- Rating company says regulators likely to police AT1 triggers
- Local regulators will respond to specific circumstances: S&P
Standard and Poor’s says investors in the riskiest bank debt will have to learn to live with uncertainty after regulators in Scandinavia highlighted the lack of clear cross-border guidelines by breaking away from recommended European standards.
European rules for additional Tier 1 notes, which have only existed since 2013, don’t make clear how low capital can fall before coupon and dividend payments, as well as employee bonuses, are automatically restricted. The AT1 market went into a free fall earlier this year because investors were wrong-footed by European regulator attempts to clarify matters.
But investors can’t hope for a clear set of rules and should instead assume financial supervisory authorities will step in early enough to avert losses, according to Alexander Ekbom, a Stockholm-based S&P analyst. He says regulators will probably already intervene when capital declines rather than letting it fall to pre-set thresholds, because waiting that long “could create market nervousness.”
In fact, letting a bank breach capital triggers would unleash a string of very unwelcome outcomes, according to S&P. “A bank potentially wouldn’t be able to issue additional instruments and even more of their funding structure could be impacted,” Ekbom said.
Scandinavia excludes additional, local buffer requirements, known as Pillar 2 from the mix. That means banks can theoretically burn through more capital before being forced to limit investor payments tied to AT1s. The London-based European Banking Authority recommends including Pillar 2, which is a tougher standard.

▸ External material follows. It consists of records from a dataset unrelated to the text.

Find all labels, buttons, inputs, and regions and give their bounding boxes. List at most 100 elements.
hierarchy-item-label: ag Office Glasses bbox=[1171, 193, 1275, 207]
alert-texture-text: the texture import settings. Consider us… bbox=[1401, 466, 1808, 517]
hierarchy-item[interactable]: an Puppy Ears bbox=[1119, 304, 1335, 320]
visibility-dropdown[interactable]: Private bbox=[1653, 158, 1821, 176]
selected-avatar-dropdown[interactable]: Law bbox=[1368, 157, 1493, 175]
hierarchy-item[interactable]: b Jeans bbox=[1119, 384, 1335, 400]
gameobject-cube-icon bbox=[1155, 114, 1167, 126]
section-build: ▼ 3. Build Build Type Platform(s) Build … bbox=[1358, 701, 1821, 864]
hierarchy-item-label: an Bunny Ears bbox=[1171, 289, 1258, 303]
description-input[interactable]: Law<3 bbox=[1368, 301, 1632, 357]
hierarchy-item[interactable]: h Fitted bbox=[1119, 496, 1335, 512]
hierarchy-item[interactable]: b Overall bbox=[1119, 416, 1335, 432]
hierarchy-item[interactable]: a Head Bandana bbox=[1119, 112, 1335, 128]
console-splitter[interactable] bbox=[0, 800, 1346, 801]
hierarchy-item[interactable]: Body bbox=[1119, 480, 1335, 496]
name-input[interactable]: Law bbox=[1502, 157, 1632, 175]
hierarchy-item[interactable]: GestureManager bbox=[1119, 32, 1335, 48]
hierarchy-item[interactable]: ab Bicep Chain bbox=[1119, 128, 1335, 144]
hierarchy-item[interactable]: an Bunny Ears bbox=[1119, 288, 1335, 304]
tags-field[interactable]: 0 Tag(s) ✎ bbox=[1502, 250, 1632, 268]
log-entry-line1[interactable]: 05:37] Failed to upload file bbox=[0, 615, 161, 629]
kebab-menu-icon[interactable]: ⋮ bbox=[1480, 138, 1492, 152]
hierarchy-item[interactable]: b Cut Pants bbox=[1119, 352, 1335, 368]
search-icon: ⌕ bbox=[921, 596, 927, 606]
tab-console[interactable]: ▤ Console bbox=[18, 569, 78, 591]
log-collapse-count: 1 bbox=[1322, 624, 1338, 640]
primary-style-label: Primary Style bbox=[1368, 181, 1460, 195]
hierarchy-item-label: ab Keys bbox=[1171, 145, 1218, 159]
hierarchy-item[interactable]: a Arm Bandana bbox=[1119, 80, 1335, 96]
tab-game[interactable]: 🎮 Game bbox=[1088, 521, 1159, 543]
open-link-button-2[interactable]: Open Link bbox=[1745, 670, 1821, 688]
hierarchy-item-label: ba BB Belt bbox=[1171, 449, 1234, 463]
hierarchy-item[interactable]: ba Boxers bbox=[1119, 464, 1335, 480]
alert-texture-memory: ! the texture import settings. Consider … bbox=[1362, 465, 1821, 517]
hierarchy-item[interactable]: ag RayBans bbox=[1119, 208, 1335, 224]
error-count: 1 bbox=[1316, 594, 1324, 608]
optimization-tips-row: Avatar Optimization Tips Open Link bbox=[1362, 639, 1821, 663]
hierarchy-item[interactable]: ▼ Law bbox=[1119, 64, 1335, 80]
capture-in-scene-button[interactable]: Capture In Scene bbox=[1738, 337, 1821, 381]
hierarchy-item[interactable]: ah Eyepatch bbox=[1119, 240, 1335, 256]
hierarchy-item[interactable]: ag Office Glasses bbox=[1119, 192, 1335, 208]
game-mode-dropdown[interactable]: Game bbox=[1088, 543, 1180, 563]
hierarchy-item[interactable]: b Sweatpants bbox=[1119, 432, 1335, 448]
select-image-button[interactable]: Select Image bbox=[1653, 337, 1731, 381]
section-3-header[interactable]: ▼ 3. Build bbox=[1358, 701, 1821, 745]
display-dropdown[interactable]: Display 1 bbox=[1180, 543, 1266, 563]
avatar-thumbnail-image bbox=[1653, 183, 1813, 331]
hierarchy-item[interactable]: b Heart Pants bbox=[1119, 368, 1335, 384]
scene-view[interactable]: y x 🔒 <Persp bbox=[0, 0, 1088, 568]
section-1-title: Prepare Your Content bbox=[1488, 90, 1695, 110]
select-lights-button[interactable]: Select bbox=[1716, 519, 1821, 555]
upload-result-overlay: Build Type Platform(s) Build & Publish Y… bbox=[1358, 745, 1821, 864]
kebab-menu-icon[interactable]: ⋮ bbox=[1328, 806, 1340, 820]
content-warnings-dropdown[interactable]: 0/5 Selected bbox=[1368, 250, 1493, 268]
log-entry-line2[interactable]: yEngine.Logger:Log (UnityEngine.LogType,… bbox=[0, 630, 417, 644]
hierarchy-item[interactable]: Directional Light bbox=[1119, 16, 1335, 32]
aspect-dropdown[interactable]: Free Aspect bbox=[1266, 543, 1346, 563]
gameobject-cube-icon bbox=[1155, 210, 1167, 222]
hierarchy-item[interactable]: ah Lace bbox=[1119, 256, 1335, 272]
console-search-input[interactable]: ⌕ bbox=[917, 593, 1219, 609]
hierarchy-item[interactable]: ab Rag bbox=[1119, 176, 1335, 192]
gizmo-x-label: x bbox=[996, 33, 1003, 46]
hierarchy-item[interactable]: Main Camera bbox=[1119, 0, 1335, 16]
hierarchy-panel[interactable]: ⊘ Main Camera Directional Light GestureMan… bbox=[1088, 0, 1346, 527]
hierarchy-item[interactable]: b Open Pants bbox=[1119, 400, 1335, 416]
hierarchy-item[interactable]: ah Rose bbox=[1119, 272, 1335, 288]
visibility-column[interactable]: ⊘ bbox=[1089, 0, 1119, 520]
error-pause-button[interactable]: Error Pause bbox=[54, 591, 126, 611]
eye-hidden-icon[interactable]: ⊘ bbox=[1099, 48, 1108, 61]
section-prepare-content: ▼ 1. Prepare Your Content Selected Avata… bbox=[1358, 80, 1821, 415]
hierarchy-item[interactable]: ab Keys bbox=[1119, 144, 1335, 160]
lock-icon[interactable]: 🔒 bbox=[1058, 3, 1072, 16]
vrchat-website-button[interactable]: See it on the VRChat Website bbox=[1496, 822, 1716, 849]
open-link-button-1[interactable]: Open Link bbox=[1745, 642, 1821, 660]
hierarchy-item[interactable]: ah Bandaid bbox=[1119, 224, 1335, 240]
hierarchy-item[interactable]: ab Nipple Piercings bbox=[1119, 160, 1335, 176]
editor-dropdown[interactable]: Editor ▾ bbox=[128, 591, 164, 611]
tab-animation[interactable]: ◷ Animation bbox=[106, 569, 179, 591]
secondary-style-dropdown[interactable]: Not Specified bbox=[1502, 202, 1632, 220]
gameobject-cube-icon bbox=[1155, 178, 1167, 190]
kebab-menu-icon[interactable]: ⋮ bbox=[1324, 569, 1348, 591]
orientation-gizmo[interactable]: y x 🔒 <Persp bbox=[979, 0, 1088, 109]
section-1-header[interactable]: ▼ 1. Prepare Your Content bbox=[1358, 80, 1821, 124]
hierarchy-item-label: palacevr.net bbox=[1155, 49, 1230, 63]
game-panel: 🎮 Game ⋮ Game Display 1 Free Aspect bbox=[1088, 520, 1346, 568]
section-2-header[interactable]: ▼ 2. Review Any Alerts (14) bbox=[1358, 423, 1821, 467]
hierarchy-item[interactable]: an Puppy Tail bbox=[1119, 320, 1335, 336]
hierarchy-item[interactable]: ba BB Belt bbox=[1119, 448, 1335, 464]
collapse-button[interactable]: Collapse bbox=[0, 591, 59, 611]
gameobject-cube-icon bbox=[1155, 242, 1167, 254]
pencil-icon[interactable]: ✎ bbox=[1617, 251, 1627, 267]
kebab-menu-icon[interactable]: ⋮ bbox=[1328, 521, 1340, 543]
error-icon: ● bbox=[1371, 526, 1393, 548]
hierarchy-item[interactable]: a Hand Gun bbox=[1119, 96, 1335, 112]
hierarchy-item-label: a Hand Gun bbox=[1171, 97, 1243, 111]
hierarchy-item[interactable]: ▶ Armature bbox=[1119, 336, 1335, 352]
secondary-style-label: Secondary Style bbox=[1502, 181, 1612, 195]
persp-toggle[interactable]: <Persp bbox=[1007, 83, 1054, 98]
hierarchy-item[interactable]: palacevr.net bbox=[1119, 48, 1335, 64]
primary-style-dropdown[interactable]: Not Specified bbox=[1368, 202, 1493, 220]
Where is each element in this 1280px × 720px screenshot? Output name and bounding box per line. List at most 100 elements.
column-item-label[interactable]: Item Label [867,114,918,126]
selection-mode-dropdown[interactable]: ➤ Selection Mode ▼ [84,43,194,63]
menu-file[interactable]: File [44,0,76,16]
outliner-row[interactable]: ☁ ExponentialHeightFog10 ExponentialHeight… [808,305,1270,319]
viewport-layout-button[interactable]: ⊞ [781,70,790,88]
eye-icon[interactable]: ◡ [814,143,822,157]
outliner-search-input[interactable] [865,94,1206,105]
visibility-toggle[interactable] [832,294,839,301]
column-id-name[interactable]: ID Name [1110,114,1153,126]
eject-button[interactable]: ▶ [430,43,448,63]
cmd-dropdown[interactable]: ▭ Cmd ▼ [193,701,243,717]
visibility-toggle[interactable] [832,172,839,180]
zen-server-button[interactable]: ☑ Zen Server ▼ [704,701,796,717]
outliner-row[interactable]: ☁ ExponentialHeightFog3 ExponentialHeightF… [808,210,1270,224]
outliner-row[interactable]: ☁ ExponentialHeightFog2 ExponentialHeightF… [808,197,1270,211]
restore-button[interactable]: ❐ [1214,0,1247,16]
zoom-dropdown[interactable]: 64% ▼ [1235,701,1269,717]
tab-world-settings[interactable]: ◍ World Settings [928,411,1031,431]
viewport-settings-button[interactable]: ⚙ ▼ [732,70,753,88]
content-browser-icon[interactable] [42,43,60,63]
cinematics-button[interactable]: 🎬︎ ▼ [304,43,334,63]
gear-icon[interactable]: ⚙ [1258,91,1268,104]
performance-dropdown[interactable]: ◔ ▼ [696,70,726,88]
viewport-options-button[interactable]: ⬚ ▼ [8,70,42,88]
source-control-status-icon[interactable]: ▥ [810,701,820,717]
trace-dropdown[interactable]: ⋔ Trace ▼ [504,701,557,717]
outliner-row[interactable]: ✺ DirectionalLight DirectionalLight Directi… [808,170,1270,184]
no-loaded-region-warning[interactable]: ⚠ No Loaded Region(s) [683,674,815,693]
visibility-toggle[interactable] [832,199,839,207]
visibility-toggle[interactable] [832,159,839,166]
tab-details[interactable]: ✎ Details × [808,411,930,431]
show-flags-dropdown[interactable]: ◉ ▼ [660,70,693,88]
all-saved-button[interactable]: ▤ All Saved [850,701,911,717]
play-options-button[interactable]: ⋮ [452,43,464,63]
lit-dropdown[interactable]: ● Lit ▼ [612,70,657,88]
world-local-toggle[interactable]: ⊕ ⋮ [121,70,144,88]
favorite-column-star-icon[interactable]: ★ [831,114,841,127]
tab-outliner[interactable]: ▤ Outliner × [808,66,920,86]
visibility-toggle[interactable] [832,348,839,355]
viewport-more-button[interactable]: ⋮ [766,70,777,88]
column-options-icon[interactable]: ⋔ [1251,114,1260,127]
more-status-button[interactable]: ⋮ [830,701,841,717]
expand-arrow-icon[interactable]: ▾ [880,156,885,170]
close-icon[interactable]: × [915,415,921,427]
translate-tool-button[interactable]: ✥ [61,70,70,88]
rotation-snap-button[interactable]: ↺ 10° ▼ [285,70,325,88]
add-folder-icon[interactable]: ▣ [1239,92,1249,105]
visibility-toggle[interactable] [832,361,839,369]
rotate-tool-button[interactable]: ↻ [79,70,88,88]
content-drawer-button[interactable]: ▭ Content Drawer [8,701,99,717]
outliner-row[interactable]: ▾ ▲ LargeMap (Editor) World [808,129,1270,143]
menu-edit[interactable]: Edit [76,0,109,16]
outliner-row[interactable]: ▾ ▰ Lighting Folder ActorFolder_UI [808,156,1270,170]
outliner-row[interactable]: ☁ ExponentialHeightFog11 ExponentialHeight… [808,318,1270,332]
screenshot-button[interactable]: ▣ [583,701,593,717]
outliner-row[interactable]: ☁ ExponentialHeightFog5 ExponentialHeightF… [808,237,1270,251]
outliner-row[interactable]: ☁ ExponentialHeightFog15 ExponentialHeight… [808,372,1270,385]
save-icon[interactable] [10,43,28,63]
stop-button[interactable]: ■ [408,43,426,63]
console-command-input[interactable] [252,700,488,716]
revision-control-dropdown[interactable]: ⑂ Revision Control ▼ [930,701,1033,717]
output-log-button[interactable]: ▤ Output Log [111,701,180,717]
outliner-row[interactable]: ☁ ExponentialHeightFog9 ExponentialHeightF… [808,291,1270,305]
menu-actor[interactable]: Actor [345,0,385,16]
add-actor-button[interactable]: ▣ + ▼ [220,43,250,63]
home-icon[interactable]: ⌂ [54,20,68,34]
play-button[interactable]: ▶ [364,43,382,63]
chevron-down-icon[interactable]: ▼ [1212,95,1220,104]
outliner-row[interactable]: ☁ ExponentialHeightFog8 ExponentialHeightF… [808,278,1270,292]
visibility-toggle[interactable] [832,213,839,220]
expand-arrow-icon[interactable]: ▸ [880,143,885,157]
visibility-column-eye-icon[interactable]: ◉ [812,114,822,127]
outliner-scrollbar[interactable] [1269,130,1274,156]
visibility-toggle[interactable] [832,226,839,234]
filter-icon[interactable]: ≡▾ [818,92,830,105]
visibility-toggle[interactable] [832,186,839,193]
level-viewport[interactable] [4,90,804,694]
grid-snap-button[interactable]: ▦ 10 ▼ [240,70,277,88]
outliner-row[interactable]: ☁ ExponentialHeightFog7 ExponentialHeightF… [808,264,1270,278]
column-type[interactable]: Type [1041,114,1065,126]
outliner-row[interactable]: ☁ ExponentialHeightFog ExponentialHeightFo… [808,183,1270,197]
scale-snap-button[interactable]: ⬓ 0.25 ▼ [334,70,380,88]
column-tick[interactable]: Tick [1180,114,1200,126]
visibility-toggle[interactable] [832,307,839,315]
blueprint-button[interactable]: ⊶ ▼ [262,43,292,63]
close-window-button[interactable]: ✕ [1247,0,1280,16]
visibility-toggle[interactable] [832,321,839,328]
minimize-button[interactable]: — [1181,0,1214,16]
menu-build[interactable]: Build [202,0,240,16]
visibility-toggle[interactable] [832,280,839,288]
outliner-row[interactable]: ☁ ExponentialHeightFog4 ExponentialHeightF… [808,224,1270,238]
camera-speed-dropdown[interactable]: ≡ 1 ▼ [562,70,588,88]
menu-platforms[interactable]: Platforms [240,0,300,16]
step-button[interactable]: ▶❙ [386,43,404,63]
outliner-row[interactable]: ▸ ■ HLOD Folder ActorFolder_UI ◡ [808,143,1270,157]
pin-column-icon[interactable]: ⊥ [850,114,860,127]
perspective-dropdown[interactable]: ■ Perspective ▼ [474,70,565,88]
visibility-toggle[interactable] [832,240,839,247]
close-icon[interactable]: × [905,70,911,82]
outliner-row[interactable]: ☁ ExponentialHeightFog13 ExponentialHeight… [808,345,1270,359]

The European Commission is reviewing how supervisors calibrate capital for the purpose of restricting payments, after the European Central Bank asked for clarification. The commission is considering splitting Pillar 2 demands so that some capital would be excluded when setting triggers.
In Sweden, authorities distinguish between formal orders, which result in Pillar 2 requirements being included, and guidelines, which exclude them. The Financial Supervisory Authority in Stockholm says their model gives them flexibility to guide a struggling bank.
S&P doesn’t “prefer any specific model,” according to Ekbom. “What we look at when we do an assessment is the risk of non-payment of coupons,” Ekbom said. He also says it’s hard to know how different regulators will act. “It will depend on the situation and the resolution plans and strategies and circumstances and the plans that banks present.”
In Sweden, for example, the FSA probably wouldn’t allow “a bank to burn through 500 basis points of capital before asking them to address the problem and stopping coupon payments,” he said.
“In the new world of bail-ins and new instruments, to have a fixed number is going to be difficult,” Ekbom said.